In a lengthy interview, Houston resident Elizabeth Weller revealed that her 17-week-old pregnancy was thrown into crisis when the water prematurely broke, which resulted in a near total loss of amniotic fluid in her womb and all but doomed her child's chances of surviving until birth.
Weller decided that she wanted to end the pregnancy because, even if her fetus defied the odds and survived, it would undergo severe pain for weeks due to insufficient amniotic fluid and would then very likely have underdeveloped lungs that would make its survival outside the womb difficult.
However, because there was still a fetal heartbeat, Weller was not immediately given care to terminate the pregnancy, and medical officials essentially were forced to wait until the fetus died or until Weller became sick enough to justify intervention.

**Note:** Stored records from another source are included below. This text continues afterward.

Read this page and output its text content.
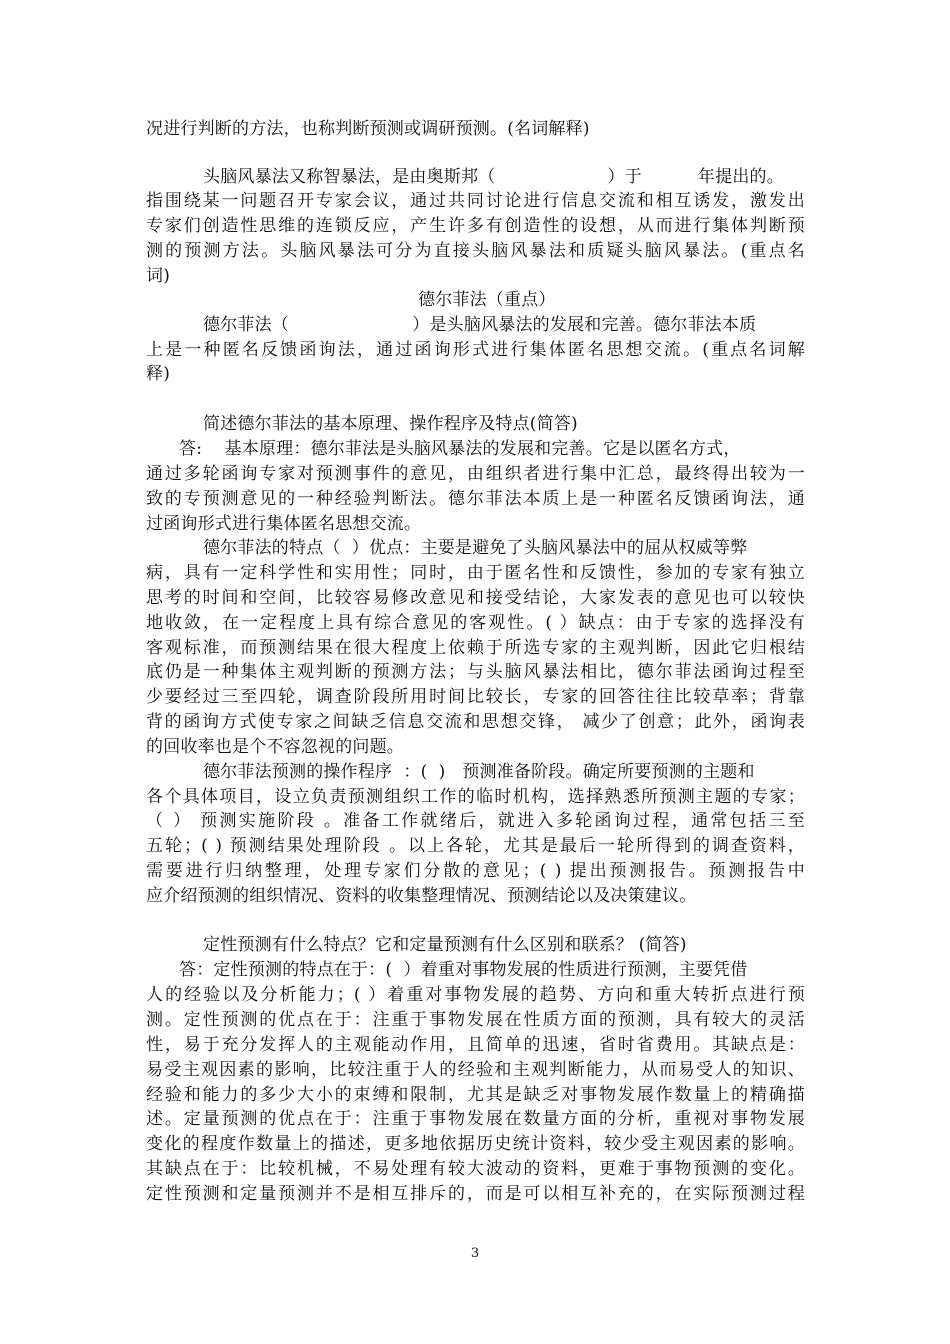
况进行判断的方法，也称判断预测或调研预测。(名词解释)
头脑风暴法又称智暴法，是由奥斯邦（                    ）于          年提出的。
指围绕某一问题召开专家会议，通过共同讨论进行信息交流和相互诱发，激发出
专家们创造性思维的连锁反应，产生许多有创造性的设想，从而进行集体判断预
测的预测方法。头脑风暴法可分为直接头脑风暴法和质疑头脑风暴法。(重点名
词)
德尔菲法（重点）
德尔菲法（                      ）是头脑风暴法的发展和完善。德尔菲法本质
上是一种匿名反馈函询法，通过函询形式进行集体匿名思想交流。(重点名词解
释)
简述德尔菲法的基本原理、操作程序及特点(简答)
答:    基本原理：德尔菲法是头脑风暴法的发展和完善。它是以匿名方式，
通过多轮函询专家对预测事件的意见，由组织者进行集中汇总，最终得出较为一
致的专预测意见的一种经验判断法。德尔菲法本质上是一种匿名反馈函询法，通
过函询形式进行集体匿名思想交流。
德尔菲法的特点（  ）优点：主要是避免了头脑风暴法中的屈从权威等弊
病，具有一定科学性和实用性；同时，由于匿名性和反馈性，参加的专家有独立
思考的时间和空间，比较容易修改意见和接受结论，大家发表的意见也可以较快
地收敛，在一定程度上具有综合意见的客观性。( ）缺点：由于专家的选择没有
客观标准，而预测结果在很大程度上依赖于所选专家的主观判断，因此它归根结
底仍是一种集体主观判断的预测方法；与头脑风暴法相比，德尔菲法函询过程至
少要经过三至四轮，调查阶段所用时间比较长，专家的回答往往比较草率；背靠
背的函询方式使专家之间缺乏信息交流和思想交锋， 减少了创意；此外，函询表
的回收率也是个不容忽视的问题。
德尔菲法预测的操作程序  ：(  )   预测准备阶段。确定所要预测的主题和
各个具体项目，设立负责预测组织工作的临时机构，选择熟悉所预测主题的专家；
（ ） 预测实施阶段 。准备工作就绪后，就进入多轮函询过程，通常包括三至
五轮；( ) 预测结果处理阶段 。以上各轮，尤其是最后一轮所得到的调查资料，
需要进行归纳整理，处理专家们分散的意见；( ) 提出预测报告。预测报告中
应介绍预测的组织情况、资料的收集整理情况、预测结论以及决策建议。
定性预测有什么特点？它和定量预测有什么区别和联系？ (简答)
答：定性预测的特点在于：(  ）着重对事物发展的性质进行预测，主要凭借
人的经验以及分析能力；( ）着重对事物发展的趋势、方向和重大转折点进行预
测。定性预测的优点在于：注重于事物发展在性质方面的预测，具有较大的灵活
性，易于充分发挥人的主观能动作用，且简单的迅速，省时省费用。其缺点是：
易受主观因素的影响，比较注重于人的经验和主观判断能力，从而易受人的知识、
经验和能力的多少大小的束缚和限制，尤其是缺乏对事物发展作数量上的精确描
述。定量预测的优点在于：注重于事物发展在数量方面的分析，重视对事物发展
变化的程度作数量上的描述，更多地依据历史统计资料，较少受主观因素的影响。
其缺点在于：比较机械，不易处理有较大波动的资料，更难于事物预测的变化。
定性预测和定量预测并不是相互排斥的，而是可以相互补充的，在实际预测过程
3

"At first I was really enraged at the hospital and administration," Weller told NPR. "To them my life was not in danger enough."
It was only after Weller began discharging fluid whose odor was "enough to make her retch" that she was approved to have the pregnancy terminated.
Dr. Alan Peaceman, a professor of maternal-fetal medicine at Northwestern University's Feinberg School of Medicine, tells NPR that it is simply cruel to force a woman in Weller's position to undergo such distress.
"That's torture to to have to carry a pregnancy which has such a low chance of survival," he says. "Most women would find it extremely difficult and emotionally very challenging. And that's a big part of this problem, when we as physicians are trying to relieve patients' suffering. They're not allowed to do that in Texas."